Os dois aliados vão formar uma força-tarefa para desenvolver o projeto. Os EUA já tem uma bateria antiaérea na ilha de Guam e o Japão também pode aderir.

Na China, o ministro do Exterior, Wang Yi, manifestou "sérias preocupações", mas, diante do desenvolvimento de armas atômicas e tecnologia de mísseis pela Coreia do Norte, a oposição russa foi descrita pela empresa de análises estratégicas Stratfor com "quixotesca".

A China teme que os EUA tenham uma vantagem estratégica num possível confronto direto entre os dois países mais poderosos do mundo.

domingo, 17 de janeiro de 2016

EUA impõe novas sanções ao Irã por teste de mísseis

Apesar da implementação do acordo nuclear e da troca de prisioneiros, os Estados Unidos impuseram novas sanções ao Irã por causa de um teste recente de mísseis balísticos proibido pelo Conselho de Segurança das Nações Unidas, reportou a televisão pública britânica BBC.

As novas sanções impedem o acesso de 11 pessoas e entidades ligadas ao programa de mísseis da república islâmica ao sistema financeiro dos EUA.

Em outubro de 2015, o Irã testou um míssil balístico guiado de longo alcance e alta precisão capaz de levar carga nuclear, violando determinação da ONU.

Ontem, os EUA e a União Europeia iniciaram a suspensão gradual das sanções aplicadas contra o programa nuclear iraniano com base em acordo firmado em julho passado pelas grandes potências da ONU, a Alemanha e o Irã.

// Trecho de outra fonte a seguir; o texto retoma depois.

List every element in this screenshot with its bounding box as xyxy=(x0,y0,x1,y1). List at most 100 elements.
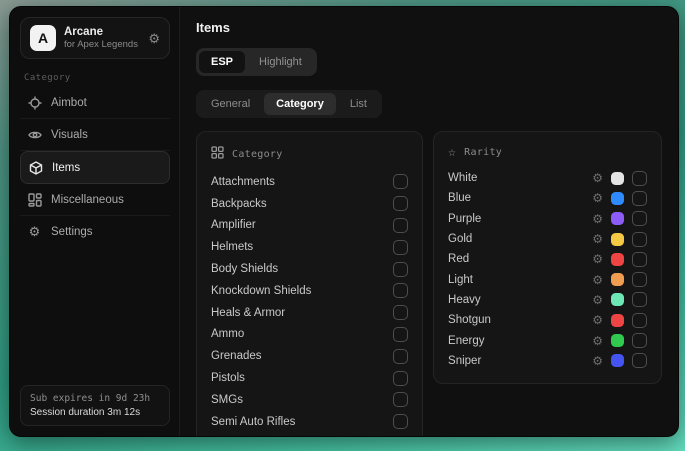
category-label: Grenades xyxy=(211,350,262,362)
gear-icon[interactable]: ⚙ xyxy=(592,335,603,347)
checkbox[interactable] xyxy=(393,283,408,298)
checkbox[interactable] xyxy=(632,171,647,186)
rarity-row: Blue ⚙ xyxy=(448,188,647,208)
gear-icon[interactable]: ⚙ xyxy=(592,192,603,204)
sidebar-nav: Aimbot Visuals Items xyxy=(20,87,170,247)
sub-expires-text: Sub expires in 9d 23h xyxy=(30,393,160,404)
sidebar-item-label: Items xyxy=(52,162,80,174)
tab-bar: General Category List xyxy=(196,90,382,118)
sidebar-item-settings[interactable]: ⚙ Settings xyxy=(20,216,170,247)
gear-icon[interactable]: ⚙ xyxy=(592,274,603,286)
checkbox[interactable] xyxy=(632,272,647,287)
checkbox[interactable] xyxy=(393,349,408,364)
gear-icon[interactable]: ⚙ xyxy=(592,172,603,184)
sidebar-item-items[interactable]: Items xyxy=(20,151,170,184)
category-label: Helmets xyxy=(211,241,253,253)
checkbox[interactable] xyxy=(393,371,408,386)
gear-icon[interactable]: ⚙ xyxy=(148,32,160,45)
color-swatch[interactable] xyxy=(611,314,624,327)
rarity-label: Blue xyxy=(448,192,471,204)
category-label: Attachments xyxy=(211,176,275,188)
checkbox[interactable] xyxy=(393,327,408,342)
checkbox[interactable] xyxy=(632,333,647,348)
toggle-option-esp[interactable]: ESP xyxy=(199,51,245,73)
checkbox[interactable] xyxy=(393,240,408,255)
checkbox[interactable] xyxy=(632,211,647,226)
rarity-label: Red xyxy=(448,253,469,265)
category-panel-header: Category xyxy=(211,141,408,171)
rarity-panel-header: ☆ Rarity xyxy=(448,141,647,168)
grid-icon xyxy=(211,146,224,162)
color-swatch[interactable] xyxy=(611,253,624,266)
tab-general[interactable]: General xyxy=(199,93,262,115)
rarity-label: Heavy xyxy=(448,294,481,306)
color-swatch[interactable] xyxy=(611,354,624,367)
app-logo: A xyxy=(30,25,56,51)
rarity-label: Shotgun xyxy=(448,314,491,326)
rarity-row: Heavy ⚙ xyxy=(448,290,647,310)
subscription-info-card: Sub expires in 9d 23h Session duration 3… xyxy=(20,385,170,426)
rarity-label: Gold xyxy=(448,233,472,245)
sidebar-item-aimbot[interactable]: Aimbot xyxy=(20,87,170,119)
gear-icon[interactable]: ⚙ xyxy=(592,314,603,326)
eye-icon xyxy=(27,127,42,142)
color-swatch[interactable] xyxy=(611,334,624,347)
color-swatch[interactable] xyxy=(611,293,624,306)
sidebar-item-label: Settings xyxy=(51,226,93,238)
checkbox[interactable] xyxy=(393,218,408,233)
rarity-label: Energy xyxy=(448,335,484,347)
tab-list[interactable]: List xyxy=(338,93,379,115)
sidebar-item-visuals[interactable]: Visuals xyxy=(20,119,170,151)
rarity-label: White xyxy=(448,172,477,184)
category-row: Attachments xyxy=(211,171,408,193)
checkbox[interactable] xyxy=(393,196,408,211)
color-swatch[interactable] xyxy=(611,212,624,225)
category-label: Semi Auto Rifles xyxy=(211,416,295,428)
tab-category[interactable]: Category xyxy=(264,93,336,115)
category-label: SMGs xyxy=(211,394,243,406)
color-swatch[interactable] xyxy=(611,192,624,205)
main-content: Items ESP Highlight General Category Lis… xyxy=(180,7,678,436)
dashboard-icon xyxy=(27,192,42,207)
gear-icon[interactable]: ⚙ xyxy=(592,253,603,265)
category-label: Backpacks xyxy=(211,198,267,210)
panels-row: Category Attachments Backpacks Amplifier… xyxy=(196,131,662,436)
checkbox[interactable] xyxy=(632,353,647,368)
color-swatch[interactable] xyxy=(611,273,624,286)
toggle-option-highlight[interactable]: Highlight xyxy=(247,51,314,73)
gear-icon[interactable]: ⚙ xyxy=(592,213,603,225)
checkbox[interactable] xyxy=(632,313,647,328)
gear-icon: ⚙ xyxy=(27,224,42,239)
checkbox[interactable] xyxy=(632,191,647,206)
rarity-row: Shotgun ⚙ xyxy=(448,310,647,330)
checkbox[interactable] xyxy=(393,262,408,277)
crosshair-icon xyxy=(27,95,42,110)
checkbox[interactable] xyxy=(632,292,647,307)
category-panel: Category Attachments Backpacks Amplifier… xyxy=(196,131,423,436)
category-label: Knockdown Shields xyxy=(211,285,311,297)
category-row: SMGs xyxy=(211,389,408,411)
checkbox[interactable] xyxy=(393,305,408,320)
gear-icon[interactable]: ⚙ xyxy=(592,294,603,306)
category-row: Amplifier xyxy=(211,215,408,237)
checkbox[interactable] xyxy=(393,392,408,407)
checkbox[interactable] xyxy=(393,174,408,189)
sidebar-item-miscellaneous[interactable]: Miscellaneous xyxy=(20,184,170,216)
category-label: Heals & Armor xyxy=(211,307,285,319)
star-icon: ☆ xyxy=(448,146,456,159)
category-label: Body Shields xyxy=(211,263,278,275)
gear-icon[interactable]: ⚙ xyxy=(592,355,603,367)
page-title: Items xyxy=(196,20,662,35)
category-label: Amplifier xyxy=(211,219,256,231)
color-swatch[interactable] xyxy=(611,233,624,246)
category-row: Grenades xyxy=(211,345,408,367)
rarity-row: Red ⚙ xyxy=(448,249,647,269)
color-swatch[interactable] xyxy=(611,172,624,185)
checkbox[interactable] xyxy=(393,414,408,429)
category-panel-title: Category xyxy=(232,149,283,160)
rarity-row: Gold ⚙ xyxy=(448,229,647,249)
checkbox[interactable] xyxy=(632,252,647,267)
gear-icon[interactable]: ⚙ xyxy=(592,233,603,245)
category-row: Semi Auto Rifles xyxy=(211,411,408,433)
checkbox[interactable] xyxy=(632,232,647,247)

Ao celebrar a implementação do acordo nuclear como uma medida para evitar uma guerra no Oriente Médio, o presidente Barack Obama declarou que serão mantidas sanções pelo desenvolvimento da tecnologia de mísseis e por causa de apoio ao terrorismo e violações dos direitos humanos no Irã. Mas as novas sanções são mais cosméticas para dar uma satisfação à oposição republicana e aos aliados dos EUA contrários ao acordo, como Arábia Saudita e Israel.

terça-feira, 22 de maio de 2012

Coreia do Sul gasta US$ 2,14 bilhões em mísseis

Diante da ameaça dos mísseis balísticos da Coreia do Norte, a Coreia do Sul vai comprar nos próximos cinco centenas de mísseis, no valor total de US$ 2,14 bilhões, revelou hoje a imprensa sul-coreana.

Uma avaliação feita na Coreia do Sul concluiu que o atual sistema de defesa não é eficaz contra a ameaça norte-coreano, reporta o jornal francês Le Monde.